I have a strange situation and need some help.
I have 2 legs of my firewall implemented on Core and Edge level.
I have a host 10.1.1.10 behind my Core layer firewall trying to access an external FTP server.
On the core layer I have a policy to deny ftp traffic from inside to outside and the logs show the traffic is denied.
But on the Edge level i see one more traffic log saying allow for the same traffic. ( Edge has a rule to allow any type of traffic)
The default gateway of Core firewall is pointing towards the edge firewall.
Any help on this is much appreciated.
Please upload both "Allow"ed and "Deny"ed traffic log in thread.
That will help me to determine root cause.
If you enable packet capture on the PAN firewall, please verify, if any packet received or transmitted through PAN.
Also, you can check the real time session in the CLI by using 'show session all filter source IP_ADD_OF_THE_TESTING_PC destination IP_ADD_OF_THE_DESTINATION'.
> If there is a session exist for the same traffic, then please apply CLI command PAN> show session id XYZ >>>>>>>> to get detailed information about that session, i.e NAT rule, security rule, ingress/egress interface etc.
Hope this helps.
If you enable packetcaptures you'll likely see that the edge firewall is receiving a tcp handshake (and is logging an accept action for that)
On your core firewall you are blocking based on application, but that application can only be determined after several packets have passed through that allow the forewall to positively identify ftp. In this case the tcp handshake will need to be allowed through before the first ftp packet is seen, identified and denied. by that time the edge firewall has also seen the handshake and has a session open pending the next packet, which will never arrive as the core firewall blocked it.

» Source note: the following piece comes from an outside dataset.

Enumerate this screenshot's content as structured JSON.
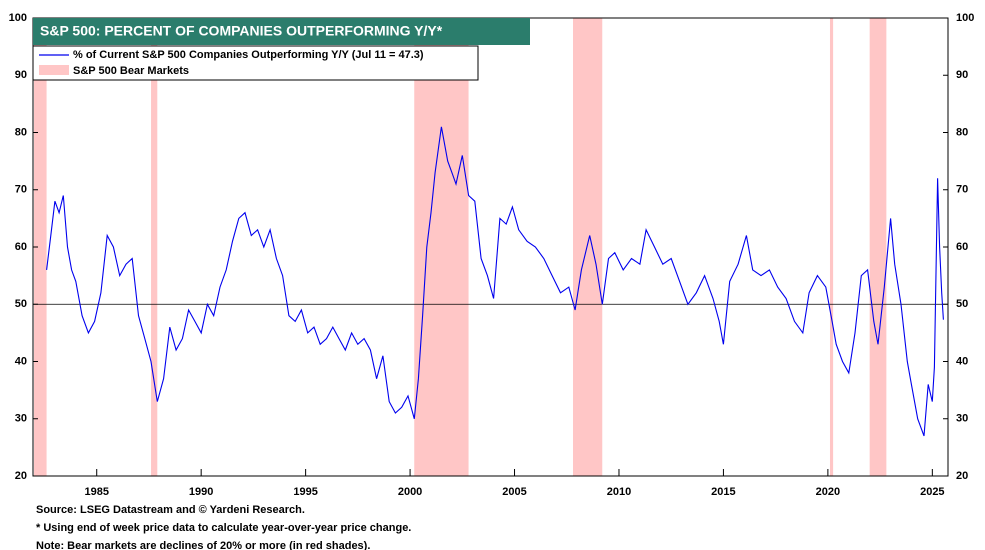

If you want a more strikt policy you can add service ports to your security policy which will block traffic before it requires identification. setting a block policy for port 21 will block normal ftp from the very first packet. on the other hand, using only the service port will not block an application if it is running on a different port (hence the power of appID), buit will require some packets (tcp handshake) to be trickled through for the process to function properly
hope this helps
Agree with what tpiens had to say. Also wanted to mention that there are users who try to use application default service in the security policy blocking FTP traffic so that traffic only on tcp port 21 is blocked. But this is not recommended. If you are trying to block FTP traffic, it is better to block on all service ports instead of default ports only.
I was thinking about the same to determine the application palo alto needs several packets to understand the behaviour.
But the same thing is not happening for other tcp traffic like http and https and we have verified this.
Also just in case if there are 2 contexts of firewalls used for 2 different companies then seeing one firewall log on the other is a serious concern.
Support team isn't able to help me in this as well.
Please follow the logs from bottom to top
The host 172.17 is inside the core network and is being denied by the Core firewall.
The same traffic is reaching the Edge firewall and is being allowed according to a rule configured on the Edge firewall basically permitting ftp access outside.
Any help on this?
Are you expecting that the traffic will never reach the Edge firewall because of the deny policy on the Core, and therefore you should not even see a session on the Edge?
Are the Core and Edge firewalls different vsys on the same physical device?
There is 40 second delay between similar traffic logs. If traffic log was generated because of same packet than log should have been generated immediately.